C. Appréciation concurrentielle
13. En 1997, BCL détenait, en terme d'encours, une part de 27 % en Espagne sur le marché de l'activité de crédit aux collectivités locales. Les parts de marché de BCL ont connu une érosion constante depuis le début des années 90, passant de plus de 33 % à 27 %. Si le groupe Dexia a des parts de marché significatives en Belgique (70-80 %) et en France (35-45 %), ses activités de crédit aux collectivités locales en Espagne, exercées au travers de DBL, sont encore très limitées (environ 2 % des parts de marché).
14. De nombreux concurrents sont présents sur ce marché, que ce soit au niveau national comme Banco Bilbao Vizcaya [<10 %], Banco Central Hispanoamericano [<10 %], le groupe Santander [<10 %], ou local, niveau caractérisé par la présence d'une cinquantaine de caisses d'épargne très actives dans leurs zones géographiques d'activité. L'ensemble des caisses d'épargne dispose d'une part de marché, au plan national, d'environ 30 %. Les banques étrangères exercent, par ailleurs, une pression concurrentielle non négligeable sur ce marché (plus de 10 % des parts de marché). Enfin, le marché de crédit aux collectivités locales se caractérise en Espagne par un appel important aux marchés des capitaux qui peuvent représenter, en particulier pour les collectivités locales de dimension moyenne ou grande, une alternative importante en terme de financement.

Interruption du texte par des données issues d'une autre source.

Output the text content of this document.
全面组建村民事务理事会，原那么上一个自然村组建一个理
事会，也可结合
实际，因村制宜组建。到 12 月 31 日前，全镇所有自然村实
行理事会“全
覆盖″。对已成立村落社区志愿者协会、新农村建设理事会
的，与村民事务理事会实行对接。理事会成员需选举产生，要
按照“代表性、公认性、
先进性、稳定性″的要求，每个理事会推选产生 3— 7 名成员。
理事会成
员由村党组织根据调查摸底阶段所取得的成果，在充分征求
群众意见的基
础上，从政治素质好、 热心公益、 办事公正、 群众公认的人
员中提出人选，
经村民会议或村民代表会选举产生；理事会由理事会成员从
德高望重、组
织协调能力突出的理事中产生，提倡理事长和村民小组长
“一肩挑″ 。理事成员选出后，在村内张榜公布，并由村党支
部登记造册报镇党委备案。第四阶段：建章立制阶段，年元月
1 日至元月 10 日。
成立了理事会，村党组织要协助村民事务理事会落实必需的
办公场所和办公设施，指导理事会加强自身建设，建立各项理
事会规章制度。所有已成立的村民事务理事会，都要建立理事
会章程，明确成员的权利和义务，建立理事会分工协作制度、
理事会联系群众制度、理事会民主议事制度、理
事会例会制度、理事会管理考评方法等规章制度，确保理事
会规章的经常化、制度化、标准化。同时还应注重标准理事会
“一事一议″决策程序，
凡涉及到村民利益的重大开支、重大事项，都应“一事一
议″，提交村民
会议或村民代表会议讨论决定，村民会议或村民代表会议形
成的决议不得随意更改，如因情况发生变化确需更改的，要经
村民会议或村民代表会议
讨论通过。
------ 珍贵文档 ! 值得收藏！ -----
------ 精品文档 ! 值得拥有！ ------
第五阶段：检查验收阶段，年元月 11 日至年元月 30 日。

15. Compte tenu de la position sur le marché des parties à la concentration, il apparaît que l'opération notifiée n'aura pas d'effet sensible sur la concurrence dans le Marché commun ou dans l'EEE. Cette conclusion a été confirmée par les résultats de l'investigation menée par la Commission.En conséquence, l'opération en cause ne crée pas ou ne renforce pas une position dominante qui aurait pour résultat d'entraver la concurrence effective de manière significative dans le Marché commun ou dans l'EEE ou une partie substantielle de ceux-ci.
VI. CONCLUSION
16. Pour les raisons exposées ci-dessus, la Commission a décidé de ne pas s'opposer à l'opération notifiée et de la déclarer compatible avec le Marché commun et avec l'accord EEE. Cette décision est prise sur la base de l'article 6, paragraphe 1, point b, du règlement du Conseil n° 4064-89.